Yellowknife’s new manager of municipal enforcement says to expect more of a community policing approach from the city division.
Jennifer Hunt-Poitras, who took the role in May, on Monday told city councillors the division is planning a “cultural transformation” with a focus on community engagement and education over enforcement.
“Enforcement penalties and tickets are but one tool available to MED [the municipal enforcement division] in terms of achieving compliance with bylaws,” she said, adding they remain necessary.
Changes residents can expect, Hunt-Poitras said, include an increased presence in the community and plans to develop relationships with other law enforcement agencies, social service providers, and community members.
This approach will take into account the impacts of colonization, she said, while staff will receive training on trauma-informed de-escalation techniques and how to deal with people in crisis.
This approach aims to treat people “respectfully, equally, and impartially,” she explained. She hopes it will help increase trust between officers and community members.
Hunt-Poitras noted the change comes at a time when enforcement agencies across North America are under increased scrutiny and the expectations of enforcement are changing.
Councillor Shauna Morgan praised the changes, particularly the training for officers.

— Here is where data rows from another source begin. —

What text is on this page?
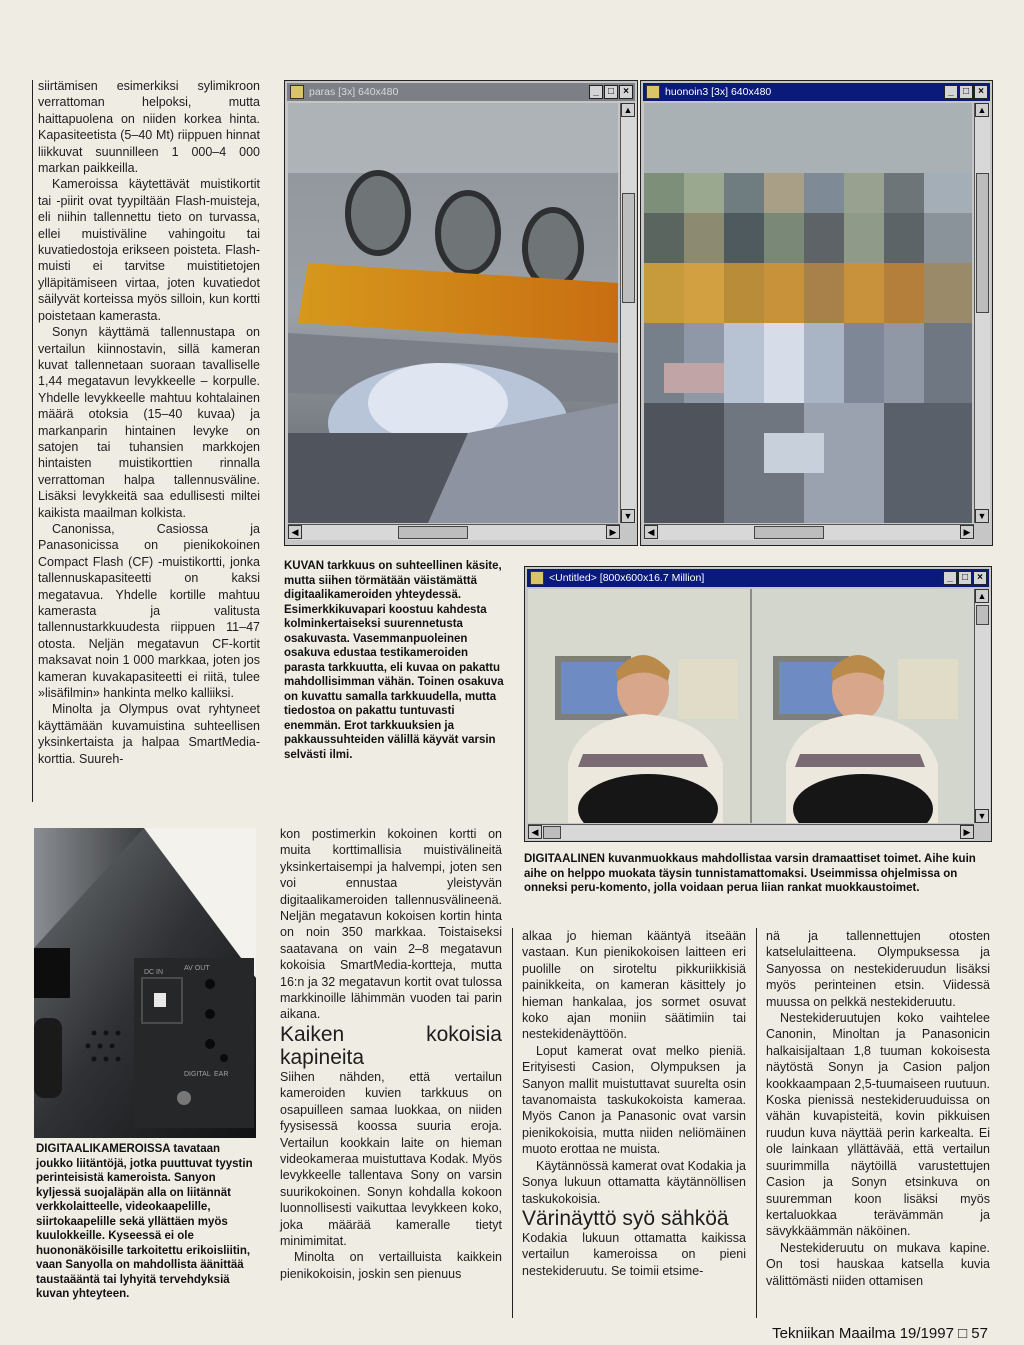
siirtämisen esimerkiksi sylimikroon verrattoman helpoksi, mutta haittapuolena on niiden korkea hinta. Kapasiteetista (5–40 Mt) riippuen hinnat liikkuvat suunnilleen 1 000–4 000 markan paikkeilla.

Kameroissa käytettävät muistikortit tai -piirit ovat tyypiltään Flash-muisteja, eli niihin tallennettu tieto on turvassa, ellei muistiväline vahingoitu tai kuvatiedostoja erikseen poisteta. Flash-muisti ei tarvitse muistitietojen ylläpitämiseen virtaa, joten kuvatiedot säilyvät korteissa myös silloin, kun kortti poistetaan kamerasta.

Sonyn käyttämä tallennustapa on vertailun kiinnostavin, sillä kameran kuvat tallennetaan suoraan tavalliselle 1,44 megatavun levykkeelle – korpulle. Yhdelle levykkeelle mahtuu kohtalainen määrä otoksia (15–40 kuvaa) ja markanparin hintainen levyke on satojen tai tuhansien markkojen hintaisten muistikorttien rinnalla verrattoman halpa tallennusväline. Lisäksi levykkeitä saa edullisesti miltei kaikista maailman kolkista.

Canonissa, Casiossa ja Panasonicissa on pienikokoinen Compact Flash (CF) -muistikortti, jonka tallennuskapasiteetti on kaksi megatavua. Yhdelle kortille mahtuu kamerasta ja valitusta tallennustarkkuudesta riippuen 11–47 otosta. Neljän megatavun CF-kortit maksavat noin 1 000 markkaa, joten jos kameran kuvakapasiteetti ei riitä, tulee »lisäfilmin» hankinta melko kalliiksi.

Minolta ja Olympus ovat ryhtyneet käyttämään kuvamuistina suhteellisen yksinkertaista ja halpaa SmartMedia-korttia. Suureh-

paras [3x] 640x480	_ □ ×
▲
▼
◀	▶
huonoin3 [3x] 640x480	_ □ ×
▲
▼
◀	▶
KUVAN tarkkuus on suhteellinen käsite, mutta siihen törmätään väistämättä digitaalikameroiden yhteydessä. Esimerkkikuvapari koostuu kahdesta kolminkertaiseksi suurennetusta osakuvasta. Vasemmanpuoleinen osakuva edustaa testikameroiden parasta tarkkuutta, eli kuvaa on pakattu mahdollisimman vähän. Toinen osakuva on kuvattu samalla tarkkuudella, mutta tiedostoa on pakattu tuntuvasti enemmän. Erot tarkkuuksien ja pakkaussuhteiden välillä käyvät varsin selvästi ilmi.
<Untitled> [800x600x16.7 Million]	_ □ ×
▲
▼
◀	▶
DIGITAALINEN kuvanmuokkaus mahdollistaa varsin dramaattiset toimet. Aihe kuin aihe on helppo muokata täysin tunnistamattomaksi. Useimmissa ohjelmissa on onneksi peru-komento, jolla voidaan perua liian rankat muokkaustoimet.
DC IN
AV OUT
DIGITAL EAR
DIGITAALIKAMEROISSA tavataan joukko liitäntöjä, jotka puuttuvat tyystin perinteisistä kameroista. Sanyon kyljessä suojaläpän alla on liitännät verkkolaitteelle, videokaapelille, siirtokaapelille sekä yllättäen myös kuulokkeille. Kyseessä ei ole huononäköisille tarkoitettu erikoisliitin, vaan Sanyolla on mahdollista äänittää taustaääntä tai lyhyitä tervehdyksiä kuvan yhteyteen.

kon postimerkin kokoinen kortti on muita korttimallisia muistivälineitä yksinkertaisempi ja halvempi, joten sen voi ennustaa yleistyvän digitaalikameroiden tallennusvälineenä. Neljän megatavun kokoisen kortin hinta on noin 350 markkaa. Toistaiseksi saatavana on vain 2–8 megatavun kokoisia SmartMedia-kortteja, mutta 16:n ja 32 megatavun kortit ovat tulossa markkinoille lähimmän vuoden tai parin aikana.

Kaiken kokoisia kapineita

Siihen nähden, että vertailun kameroiden kuvien tarkkuus on osapuilleen samaa luokkaa, on niiden fyysisessä koossa suuria eroja. Vertailun kookkain laite on hieman videokameraa muistuttava Kodak. Myös levykkeelle tallentava Sony on varsin suurikokoinen. Sonyn kohdalla kokoon luonnollisesti vaikuttaa levykkeen koko, joka määrää kameralle tietyt minimimitat.

Minolta on vertailluista kaikkein pienikokoisin, joskin sen pienuus

alkaa jo hieman kääntyä itseään vastaan. Kun pienikokoisen laitteen eri puolille on siroteltu pikkuriikkisiä painikkeita, on kameran käsittely jo hieman hankalaa, jos sormet osuvat koko ajan moniin säätimiin tai nestekidenäyttöön.

Loput kamerat ovat melko pieniä. Erityisesti Casion, Olympuksen ja Sanyon mallit muistuttavat suurelta osin tavanomaista taskukokoista kameraa. Myös Canon ja Panasonic ovat varsin pienikokoisia, mutta niiden neliömäinen muoto erottaa ne muista.

Käytännössä kamerat ovat Kodakia ja Sonya lukuun ottamatta käytännöllisen taskukokoisia.

Värinäyttö syö sähköä

Kodakia lukuun ottamatta kaikissa vertailun kameroissa on pieni nestekideruutu. Se toimii etsime-

nä ja tallennettujen otosten katselulaitteena. Olympuksessa ja Sanyossa on nestekideruudun lisäksi myös perinteinen etsin. Viidessä muussa on pelkkä nestekideruutu.

Nestekideruutujen koko vaihtelee Canonin, Minoltan ja Panasonicin halkaisijaltaan 1,8 tuuman kokoisesta näytöstä Sonyn ja Casion paljon kookkaampaan 2,5-tuumaiseen ruutuun. Koska pienissä nestekideruuduissa on vähän kuvapisteitä, kovin pikkuisen ruudun kuva näyttää perin karkealta. Ei ole lainkaan yllättävää, että vertailun suurimmilla näytöillä varustettujen Casion ja Sonyn etsinkuva on suuremman koon lisäksi myös kertaluokkaa terävämmän ja sävykkäämmän näköinen.

Nestekideruutu on mukava kapine. On tosi hauskaa katsella kuvia välittömästi niiden ottamisen

Tekniikan Maailma 19/1997 □ 57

“It’s really exciting to see things moving forward in such a progressive way,” she said.
Councillor Niels Konge, however, raised concerns from some residents that they are required to make complaints before bylaw officers take action on some issues. He questioned whether there were plans to move from a complaints-based system to more active enforcement.
City administrator Sheila Bassi-Kellett said limited resources mean officers are proactive on issues related to public safety, like speeding in school zones, but some issues are addressed through complaints as needed.
“It’s very challenging for MED to be everywhere at once,” she said.
Konge noted some bylaws are rarely enforced and questioned if they should be “taken off the books.”
Kerry Penney, the city’s manager of legal services, said some bylaws are difficult to enforce – such as when dog owners don’t pick up after their pet – because officers need to have evidence, which requires catching people in the act.